Probing bulk geometry via pole skipping: from static to rotating spacetimes
Cheng Ran, Zhenkang Lu, Shao-Feng Wu
TLDR
This paper extends pole-skipping to reconstruct bulk geometries of rotating black holes, even fully for 3D, and introduces angular pole-skipping for 4D.
Key contributions
- Extends pole-skipping to reconstruct metrics of static topological and rotating black holes.
- Achieves full metric reconstruction for 3D rotating black holes using boundary pole-skipping.
- Introduces "angular pole-skipping" to recover angular metric functions in 4D rotating spacetimes.

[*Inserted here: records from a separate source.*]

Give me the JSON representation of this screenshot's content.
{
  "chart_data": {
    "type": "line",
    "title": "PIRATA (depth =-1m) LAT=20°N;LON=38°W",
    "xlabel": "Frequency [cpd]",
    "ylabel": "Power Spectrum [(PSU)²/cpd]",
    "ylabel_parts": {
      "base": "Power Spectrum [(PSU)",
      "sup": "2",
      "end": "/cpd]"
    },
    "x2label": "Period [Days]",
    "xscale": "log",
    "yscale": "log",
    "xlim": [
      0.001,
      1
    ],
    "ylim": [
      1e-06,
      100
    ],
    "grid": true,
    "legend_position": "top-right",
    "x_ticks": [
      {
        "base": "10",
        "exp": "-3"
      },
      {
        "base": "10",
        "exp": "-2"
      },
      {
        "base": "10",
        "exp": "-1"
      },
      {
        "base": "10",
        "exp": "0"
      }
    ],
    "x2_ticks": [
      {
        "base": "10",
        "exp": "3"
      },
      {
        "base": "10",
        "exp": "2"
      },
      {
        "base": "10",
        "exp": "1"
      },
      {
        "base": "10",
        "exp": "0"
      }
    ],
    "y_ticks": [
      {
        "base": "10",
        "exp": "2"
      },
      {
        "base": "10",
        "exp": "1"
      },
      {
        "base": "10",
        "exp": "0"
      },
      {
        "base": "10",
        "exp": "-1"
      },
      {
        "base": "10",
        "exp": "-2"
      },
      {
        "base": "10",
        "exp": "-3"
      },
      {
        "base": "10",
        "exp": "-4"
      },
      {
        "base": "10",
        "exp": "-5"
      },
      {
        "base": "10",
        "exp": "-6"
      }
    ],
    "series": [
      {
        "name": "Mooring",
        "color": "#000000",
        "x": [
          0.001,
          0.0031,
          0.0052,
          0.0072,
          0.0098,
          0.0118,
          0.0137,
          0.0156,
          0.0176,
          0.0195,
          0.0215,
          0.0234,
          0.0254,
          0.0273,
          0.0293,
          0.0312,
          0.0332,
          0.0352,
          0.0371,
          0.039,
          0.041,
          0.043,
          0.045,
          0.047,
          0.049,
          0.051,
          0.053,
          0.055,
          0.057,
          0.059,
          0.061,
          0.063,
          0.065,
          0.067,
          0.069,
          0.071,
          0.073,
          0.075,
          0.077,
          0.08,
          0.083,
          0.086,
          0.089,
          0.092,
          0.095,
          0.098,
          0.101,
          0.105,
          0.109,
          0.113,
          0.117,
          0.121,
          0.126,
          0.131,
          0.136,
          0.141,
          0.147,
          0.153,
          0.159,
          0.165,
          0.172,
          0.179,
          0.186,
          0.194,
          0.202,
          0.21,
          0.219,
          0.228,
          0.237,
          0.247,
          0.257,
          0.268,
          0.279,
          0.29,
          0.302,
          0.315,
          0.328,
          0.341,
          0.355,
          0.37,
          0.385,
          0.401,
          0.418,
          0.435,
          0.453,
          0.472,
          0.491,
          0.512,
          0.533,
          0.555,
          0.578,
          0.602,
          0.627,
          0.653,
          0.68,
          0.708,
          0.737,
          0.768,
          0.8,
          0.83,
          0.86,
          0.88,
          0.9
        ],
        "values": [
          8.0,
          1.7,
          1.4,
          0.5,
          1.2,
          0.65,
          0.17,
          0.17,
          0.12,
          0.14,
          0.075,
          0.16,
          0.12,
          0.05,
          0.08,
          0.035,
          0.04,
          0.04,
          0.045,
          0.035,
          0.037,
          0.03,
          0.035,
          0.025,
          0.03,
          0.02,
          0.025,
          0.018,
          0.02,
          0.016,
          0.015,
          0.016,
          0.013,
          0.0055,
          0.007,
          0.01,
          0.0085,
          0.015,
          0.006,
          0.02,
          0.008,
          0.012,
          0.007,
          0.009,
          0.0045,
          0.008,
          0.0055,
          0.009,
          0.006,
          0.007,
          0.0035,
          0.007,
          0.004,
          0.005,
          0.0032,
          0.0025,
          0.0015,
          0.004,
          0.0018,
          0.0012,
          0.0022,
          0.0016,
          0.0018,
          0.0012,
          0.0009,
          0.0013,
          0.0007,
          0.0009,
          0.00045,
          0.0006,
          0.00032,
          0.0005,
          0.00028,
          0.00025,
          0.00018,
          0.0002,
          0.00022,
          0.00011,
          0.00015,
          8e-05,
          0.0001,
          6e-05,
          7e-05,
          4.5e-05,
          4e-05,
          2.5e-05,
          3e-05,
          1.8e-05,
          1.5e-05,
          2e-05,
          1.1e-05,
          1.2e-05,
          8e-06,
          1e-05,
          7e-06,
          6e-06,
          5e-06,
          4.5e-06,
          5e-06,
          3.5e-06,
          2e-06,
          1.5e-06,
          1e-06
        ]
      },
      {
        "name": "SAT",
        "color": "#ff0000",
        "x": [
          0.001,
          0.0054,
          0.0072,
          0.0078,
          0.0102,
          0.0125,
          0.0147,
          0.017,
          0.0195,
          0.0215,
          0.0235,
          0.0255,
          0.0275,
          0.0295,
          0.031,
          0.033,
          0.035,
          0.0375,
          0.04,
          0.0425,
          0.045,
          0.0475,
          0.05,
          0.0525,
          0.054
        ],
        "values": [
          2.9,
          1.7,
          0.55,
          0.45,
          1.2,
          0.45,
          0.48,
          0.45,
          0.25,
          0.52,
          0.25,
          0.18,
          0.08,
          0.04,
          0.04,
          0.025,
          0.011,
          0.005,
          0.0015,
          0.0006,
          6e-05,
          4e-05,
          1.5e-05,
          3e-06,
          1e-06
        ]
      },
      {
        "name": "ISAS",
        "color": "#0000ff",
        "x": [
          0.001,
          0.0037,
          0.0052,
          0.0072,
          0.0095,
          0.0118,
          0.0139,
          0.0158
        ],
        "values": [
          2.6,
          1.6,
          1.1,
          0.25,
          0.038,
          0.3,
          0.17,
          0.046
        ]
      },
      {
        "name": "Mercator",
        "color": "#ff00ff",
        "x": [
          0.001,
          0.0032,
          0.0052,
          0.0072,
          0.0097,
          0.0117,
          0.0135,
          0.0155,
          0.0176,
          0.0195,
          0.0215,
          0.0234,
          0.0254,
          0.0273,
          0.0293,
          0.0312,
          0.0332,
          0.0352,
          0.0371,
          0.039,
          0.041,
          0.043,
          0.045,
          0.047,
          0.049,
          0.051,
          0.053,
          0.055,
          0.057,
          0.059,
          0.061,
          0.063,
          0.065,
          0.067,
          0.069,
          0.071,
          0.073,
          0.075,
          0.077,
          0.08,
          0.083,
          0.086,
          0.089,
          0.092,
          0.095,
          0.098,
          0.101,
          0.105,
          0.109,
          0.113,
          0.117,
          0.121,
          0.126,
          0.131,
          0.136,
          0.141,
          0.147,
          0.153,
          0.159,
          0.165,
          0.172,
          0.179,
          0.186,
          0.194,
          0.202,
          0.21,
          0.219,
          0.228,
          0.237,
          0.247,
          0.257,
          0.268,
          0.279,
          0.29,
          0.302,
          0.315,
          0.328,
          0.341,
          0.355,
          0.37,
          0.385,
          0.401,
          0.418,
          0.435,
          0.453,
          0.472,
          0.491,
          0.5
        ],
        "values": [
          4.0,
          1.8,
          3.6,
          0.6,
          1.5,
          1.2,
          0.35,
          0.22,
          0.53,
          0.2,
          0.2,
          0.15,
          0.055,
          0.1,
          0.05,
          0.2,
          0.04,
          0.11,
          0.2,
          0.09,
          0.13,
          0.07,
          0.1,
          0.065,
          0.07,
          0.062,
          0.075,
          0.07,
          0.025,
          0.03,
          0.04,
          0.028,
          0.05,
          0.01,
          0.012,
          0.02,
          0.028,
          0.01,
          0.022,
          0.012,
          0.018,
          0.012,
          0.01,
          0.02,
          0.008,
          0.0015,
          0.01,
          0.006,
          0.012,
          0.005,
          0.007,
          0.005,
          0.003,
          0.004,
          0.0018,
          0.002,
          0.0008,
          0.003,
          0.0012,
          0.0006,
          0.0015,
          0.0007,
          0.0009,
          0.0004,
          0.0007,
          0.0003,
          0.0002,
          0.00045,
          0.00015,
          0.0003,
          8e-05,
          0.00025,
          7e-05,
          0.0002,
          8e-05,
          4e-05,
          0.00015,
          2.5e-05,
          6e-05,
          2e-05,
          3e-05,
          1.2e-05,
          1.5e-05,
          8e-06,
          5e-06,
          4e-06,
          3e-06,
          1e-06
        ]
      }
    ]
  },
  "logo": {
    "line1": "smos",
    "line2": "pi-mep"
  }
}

- Recasts Einstein equations and null energy condition as algebraic constraints on pole-skipping data.
Why it matters
This work significantly advances the holographic reconstruction of spacetime geometry, extending a powerful analytical framework to complex rotating black holes. It provides new insights into how bulk gravity is encoded in boundary data, offering a novel way to probe black hole metrics.
Original Abstract
We investigate an analytical framework for reconstructing bulk geometries from pole-skipping data. Previously, this method enabled the recursive recovery of near-horizon metric derivatives in static, planar-symmetric black holes. Building on this framework, we systematically extend it to more intricate geometries, specifically static topological black holes and rotating black holes. For three-dimensional rotating black holes, we demonstrate that the metric can be fully reconstructed from boundary pole-skipping data. For four-dimensional rotating spacetimes admitting a separable coordinate system (such as the Kerr family), standard near-horizon pole-skipping successfully reconstructs the purely radial metric functions. To recover the remaining angular metric functions, we introduce a mathematical counterpart termed "angular pole-skipping," defined via a near-axis analysis. Although its precise holographic dictionary remains an open question, this bulk-side formalism completes the geometric reconstruction algorithm. Furthermore, we demonstrate that the vacuum Einstein equations can be recast as a set of algebraic equations governing the pole-skipping data and that the null energy condition imposes algebraic inequalities on this boundary data. Finally, we establish general polynomial constraints dictated by the overdetermined nature of the metric reconstruction, highlighting the highly redundant encoding of bulk geometry in boundary data.